Throughout the pilot phase, we planned to monitor a number of metrics as part of this “proof of concept” – how would we know this was working in primary care in a complex, capitated environment?  We made the decision to be as concrete as possible on the analysis – instead of trying to factor in expense savings from better panel management allowed by more breathing room using a scribe, we focused on more “traditional” metrics such as productivity, access and schedule utilization.   We tracked productivity (at first patients per hour then encounters per week), patient experience (Press Ganey scores for “Time Spent with Patient”, “Patient’s Confidence in Care Provider”,” Likelihood of Recommending Care Provider” and “Likelihood of Recommending the Practice”) and clinician burnout using the Maslach Burnout Inventory.

Our results from the pilot period showed improvement in all quantitative areas.  More importantly, we saw some qualitative improvement in work-life balance, burnout and joy.  In fact, when asked to reflect back on 2014 and some of the things that went well, having scribes was top of the list for the pilot group.  A key learning was that having a scribe takes the secretarial level work off clinicians’ plates and allows them the time to think more about the medical decision making and to connect better with patients.

For many, the idea of adding a scribe is just an additional expense to the budget.  If, like in our PCMH designed practice, there is already a robust support staff, it is hard to appreciate why one might choose a scribe in primary care over another medical assistant.  Here are a couple things to consider:  We are asking our clinicians to spend time typing, clicking and documenting.  That is something that is best done in real time for all sorts of reasons:  patient communication, reducing risk and improving quality of note and care.  An excellent MA can help with inputting things before or after the visit, but not in the room.  Unlike voice recognition or the latest EMR bells and whistles, a scribe anticipates the clinician’s requests, enters orders and is able to craft a note in real time so that the clinician can spend nearly 100% of the visit fully engaged with the pt.  Even with a well-designed EMR, the clinician is distracted by documentation.  Additionally, we know that “Likelihood to Recommend the Care Provider” and “Confidence in Care Provider” correlate highly with better compliance and better outcomes.  Thinking out loud and engaging the patient in the clinical thought process is what one needs to do to best utilize a scribe and, as it turns out, it also increases patient understanding and engagement.  The “Likelihood to Recommend the Practice” score is also directly influenced by the patient’s perception that “My care team worked well together”; most patients see the scribe as an important part of the team.

No matter what your practice looks like, everyone in primary care is struggling to balance increasing workloads, documentation requirements and cost of care against decreasing margins, primary care clinicians and joy in practice.  Scribes are not for everyone or every practice, but they are a great tool for some.  Our goal was to prove the concept in primary care given that the burden of documentation is heavier and the reimbursement for non-procedural visits is still lower in primary care.  Good primary care is the cornerstone of both personal and community health as well as population management.  Any way to help primary care clinicians focus on the care and the patient is good for everyone.  Preserving and growing our primary care clinician workforce is critical to a sustainable future for healthcare.


Jen Childs-Roshak, MD, MBA is President and CEO of Planned Parenthood League of Massachusetts (PPLM).
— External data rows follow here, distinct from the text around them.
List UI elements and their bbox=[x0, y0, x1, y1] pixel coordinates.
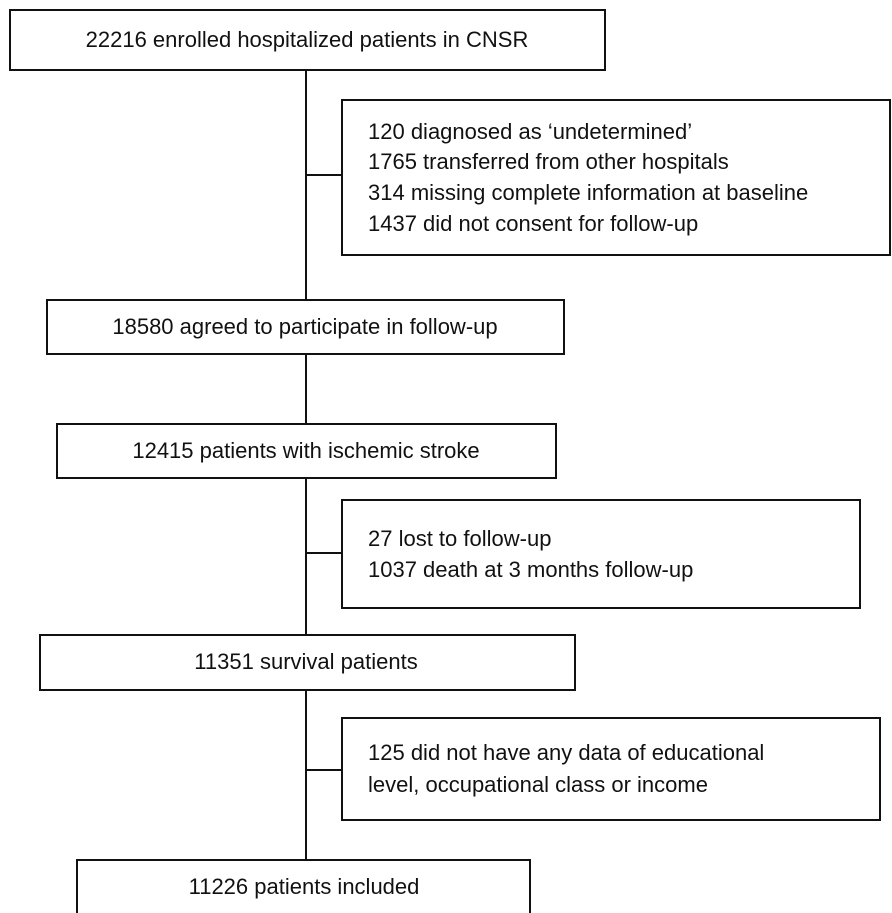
node-label: 22216 enrolled hospitalized patients in … bbox=[86, 27, 529, 52]
node-label: 12415 patients with ischemic stroke bbox=[132, 438, 479, 463]
exclusion-line: 1037 death at 3 months follow-up bbox=[368, 557, 693, 582]
node-label: 11351 survival patients bbox=[194, 649, 417, 674]
node-label: 11226 patients included bbox=[189, 874, 420, 899]
exclusion-line: 1765 transferred from other hospitals bbox=[368, 149, 729, 174]
exclusion-box bbox=[341, 499, 861, 609]
exclusion-line: 314 missing complete information at base… bbox=[368, 180, 808, 205]
exclusion-line: 1437 did not consent for follow-up bbox=[368, 211, 698, 236]
node-box bbox=[46, 299, 565, 355]
exclusion-line: level, occupational class or income bbox=[368, 772, 708, 797]
exclusion-line: 125 did not have any data of educational bbox=[368, 740, 764, 765]
exclusion-box bbox=[341, 717, 881, 821]
node-label: 18580 agreed to participate in follow-up bbox=[112, 314, 497, 339]
exclusion-box bbox=[341, 99, 891, 256]
exclusion-line: 27 lost to follow-up bbox=[368, 526, 551, 551]
node-box bbox=[56, 423, 557, 479]
exclusion-line: 120 diagnosed as ‘undetermined’ bbox=[368, 119, 692, 144]
connectors bbox=[305, 70, 342, 860]
node-box bbox=[39, 634, 576, 691]
node-box bbox=[9, 9, 606, 71]
node-box bbox=[76, 859, 531, 913]
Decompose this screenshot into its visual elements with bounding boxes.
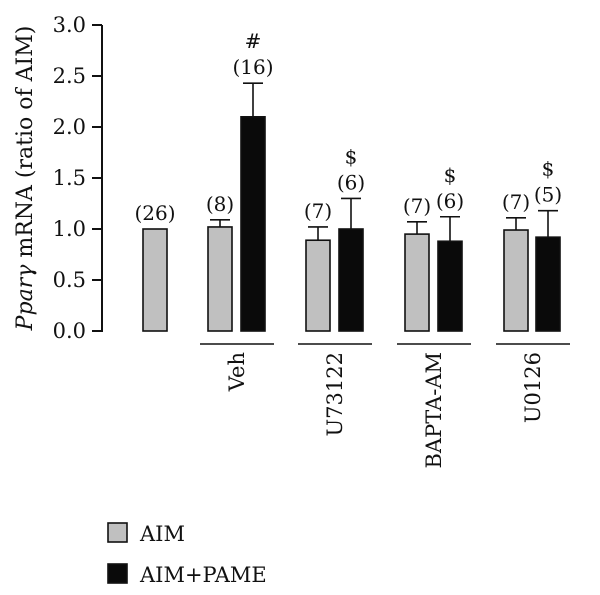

Prior to joining PPLM in November 2015, Dr. Childs-Roshak served as the Boston Regional Medical Director for Atrius Health, she also served as the Site Medical Director of the Kenmore practice.

Photo by Zsolt Nyulaszi, used under CCBY.

One thought on “Finding the Joy in Medicine: Using Scribes in Primary Care

  1. Great synopsis of the potential benefits and obstacles to integrating medical scribes into a practice/healthcare network. In my perspective, it’s a question of how much task specialization a system can support before outcomes that depend on interrelated tasks breakdown.